Bupati Muda Ajak Pesantren Jadi Penggerak Pembangunan Kesehatan

Foto/Prokopim
Foto/Prokopim

Pesantren memiliki peran dalam meningkatkan status kesehatan masyarakat. Hal itu dikatakan Bupati Kubu Raya Muda Mahendrawan saat membuka kegiatan Pembinaan Pos Kesehatan Pesantren (Poskestren) Menanjak Bahagia Kabupaten Kubu Raya di Hotel Gardenia Kubu Raya, Senin (5/12). 


“Salah satu upayanya adalah dengan mengampanyekan kepada masyarakat pesantren untuk hidup sehat,” ujar Bupati Muda. 

Muda mengatakan sebagai lembaga pendidikan keagamaan, pesantren berperan penting dalam pengembangan sumber daya manusia. Namun, ia berharap para santri dan pengelola pondok pesantren tidak hanya mahir dalam aspek pembangunan moral, spiritual, dan intelektual yang bernuansa agamis.

“Tapi juga dapat menjadi penggerak dan inovator dalam pembangunan kesehatan serta menjadi teladan dalam perilaku hidup bersih dan sehat bagi masyarakat sekitar,” ajaknya. 

Terkait hal itu, kata Muda, Pos Kesehatan Pesantren (Poskestren) menjadi salah satu wujud Upaya Kesehatan Berbasis Masyarakat (UKBM) di lingkungan pondok pesantren. 

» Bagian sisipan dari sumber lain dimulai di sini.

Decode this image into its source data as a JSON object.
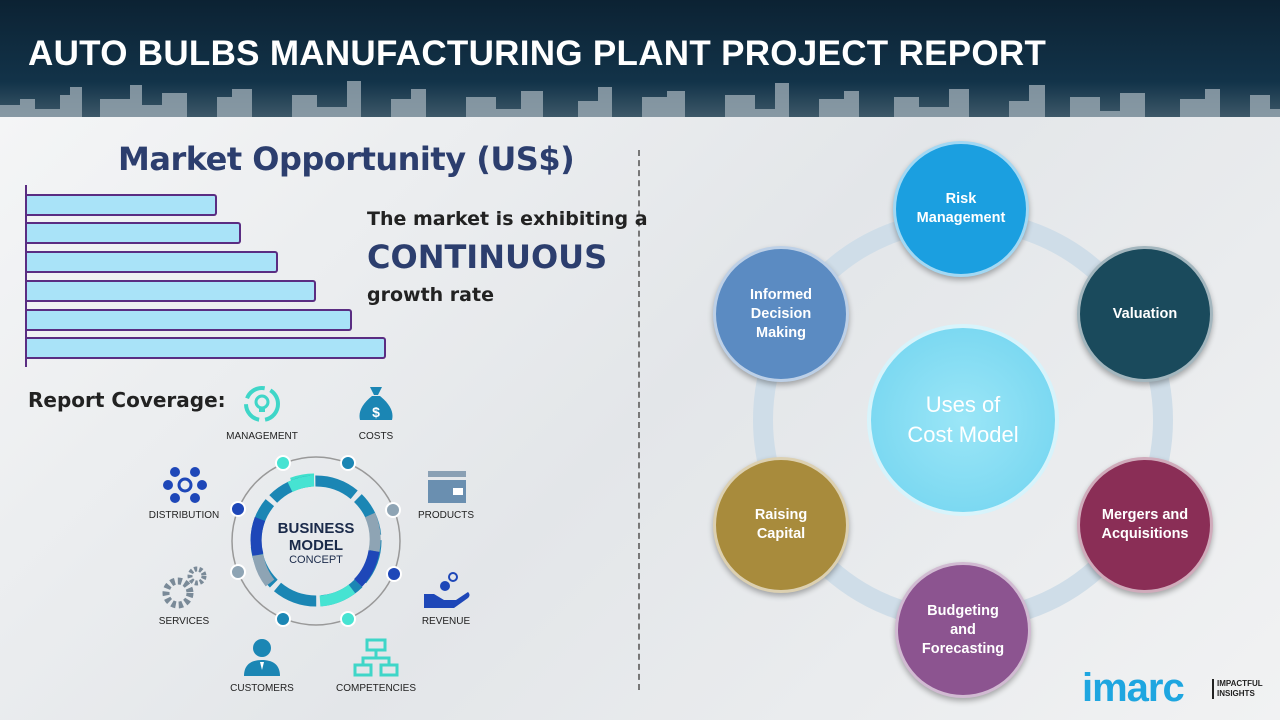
{
  "header": {
    "title": "AUTO BULBS MANUFACTURING PLANT PROJECT REPORT"
  },
  "market": {
    "title": "Market Opportunity (US$)",
    "line1": "The market is exhibiting a",
    "line2": "CONTINUOUS",
    "line3": "growth rate",
    "bar_color": "#a9e3f8",
    "bar_border": "#5a2d82"
  },
  "coverage": {
    "title": "Report Coverage:",
    "center_line1": "BUSINESS",
    "center_line2": "MODEL",
    "center_line3": "CONCEPT",
    "items": [
      {
        "label": "MANAGEMENT",
        "icon": "lightbulb-cycle-icon"
      },
      {
        "label": "COSTS",
        "icon": "money-bag-icon"
      },
      {
        "label": "DISTRIBUTION",
        "icon": "network-icon"
      },
      {
        "label": "PRODUCTS",
        "icon": "box-icon"
      },
      {
        "label": "SERVICES",
        "icon": "gears-icon"
      },
      {
        "label": "REVENUE",
        "icon": "hand-coins-icon"
      },
      {
        "label": "CUSTOMERS",
        "icon": "person-icon"
      },
      {
        "label": "COMPETENCIES",
        "icon": "org-chart-icon"
      }
    ]
  },
  "uses": {
    "center_line1": "Uses of",
    "center_line2": "Cost Model",
    "nodes": [
      {
        "label": "Risk Management",
        "color": "#1b9fe0"
      },
      {
        "label": "Valuation",
        "color": "#1a4a5c"
      },
      {
        "label": "Mergers and Acquisitions",
        "color": "#8a2e56"
      },
      {
        "label": "Budgeting and Forecasting",
        "color": "#8c5490"
      },
      {
        "label": "Raising Capital",
        "color": "#a88b3c"
      },
      {
        "label": "Informed Decision Making",
        "color": "#5b8bc2"
      }
    ]
  },
  "logo": {
    "name": "imarc",
    "tagline1": "IMPACTFUL",
    "tagline2": "INSIGHTS"
  }
}
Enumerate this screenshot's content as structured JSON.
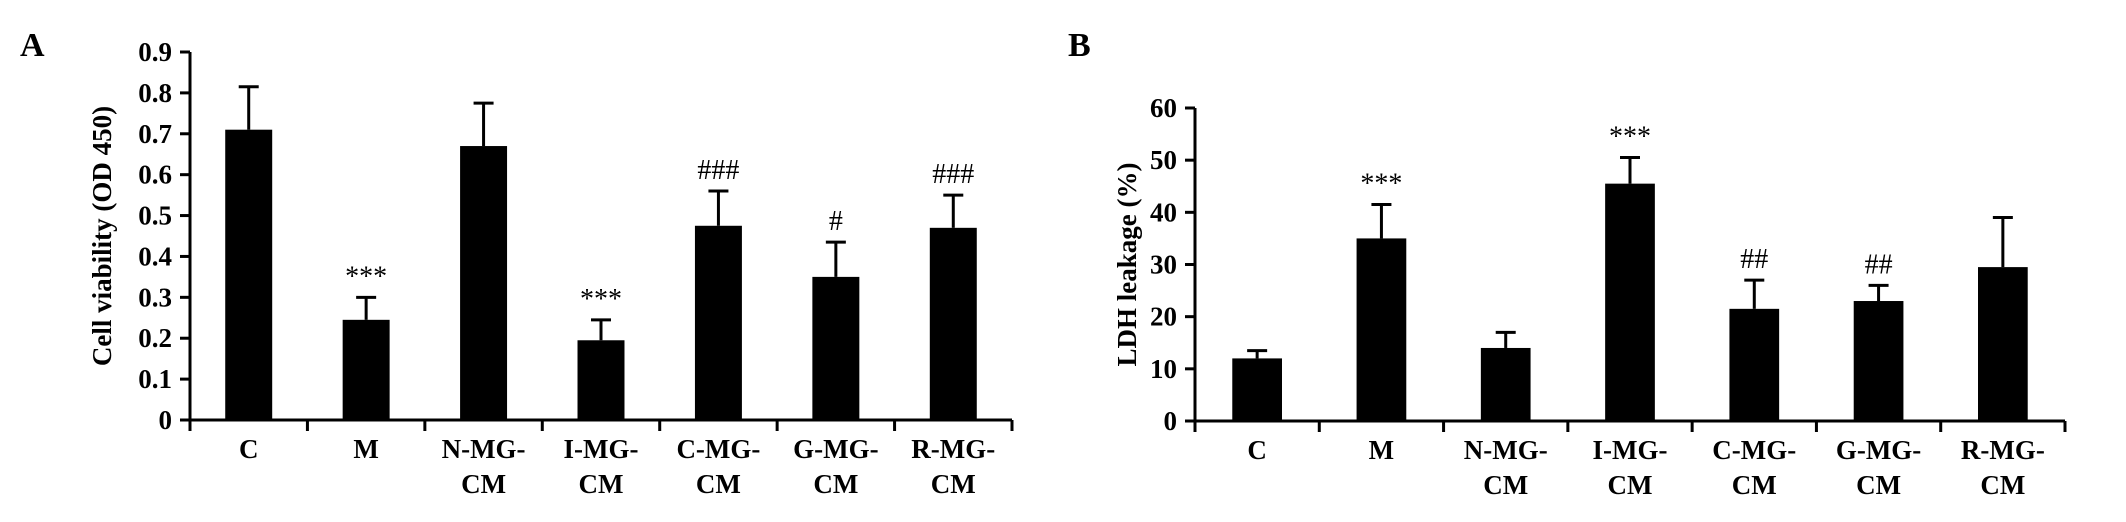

“Poskestren ini mengutamakan pelayanan promotif dan preventif tanpa mengabaikan aspek kuratif atau pengobatan dan rehabilitatif atau pemulihan kesehatan dengan binaan Puskesmas setempat,” terangnya.

Muda menjelaskan Poskestren bertujuan mewujudkan kemandirian warga pondok pesantren dan masyarakat sekitar dalam berperilaku hidup bersih dan sehat. Sasaran Poskestren, ujarnya, adalah warga pondok pesantren, masyarakat sekitar, tokoh agama, dan pemangku kepentingan lainnya. 

“Kegiatan dalam Poskestren adalah pelayanan kesehatan dasar seperti imunisasi dan pemeriksaan fisik berkala oleh petugas kesehatan,” ucapnya. 

Lebih jauh Sekretaris Daerah Kabupaten Kubu Raya Yusran Anizam mengungkapkan sejumlah prinsip dari Poskestren. Ia menyebut Poskestren sebagai wadah untuk mendekatkan pelayanan kesehatan dasar bagi masyarakat pondok pesantren. Poskestren, lanjutnya, juga menjadi pusat pemberdayaan masyarakat pondok pesantren. 

“Kita ingin mewujudkan masyarakat pondok pesantren untuk hidup sehat dengan pembinaan dari Puskesmas,” tuturnya. 

Terkait eksistensi Poskestren, Yusran berharap adanya dukungan dari lintas sektor. Di antaranya adanya pembinaan bersama sesuai tanggung jawab masing-masing pihak. Kemudian pendampingan dalam proses pengelolaan Poskestren. 

“Selain itu adanya bimbingan dalam proses pengelolaan Poskestren dan berbagai materi sebagai bekal penyuluhan,” pungkasnya. 

Pada kesempatan itu Bupati Muda Mahendrawan didampingi Wakil Bupati Sujiwo juga meluncurkan Kartu Santri Kubu Raya (Kartu Sakura). Selain itu juga diserahkan secara simbolis plang Poskestren kepada perwakilan Poskestren dari tujuh kecamatan. Sebelumnya juga dilakukan penandatanganan Perjanjian Kerja Sama tentang Peningkatan Kualitas Penyelenggaraan Pos Kesehatan Pesantren dan Pelayanan Kesehatan Pondok Pesantren Kabupaten Kubu Raya.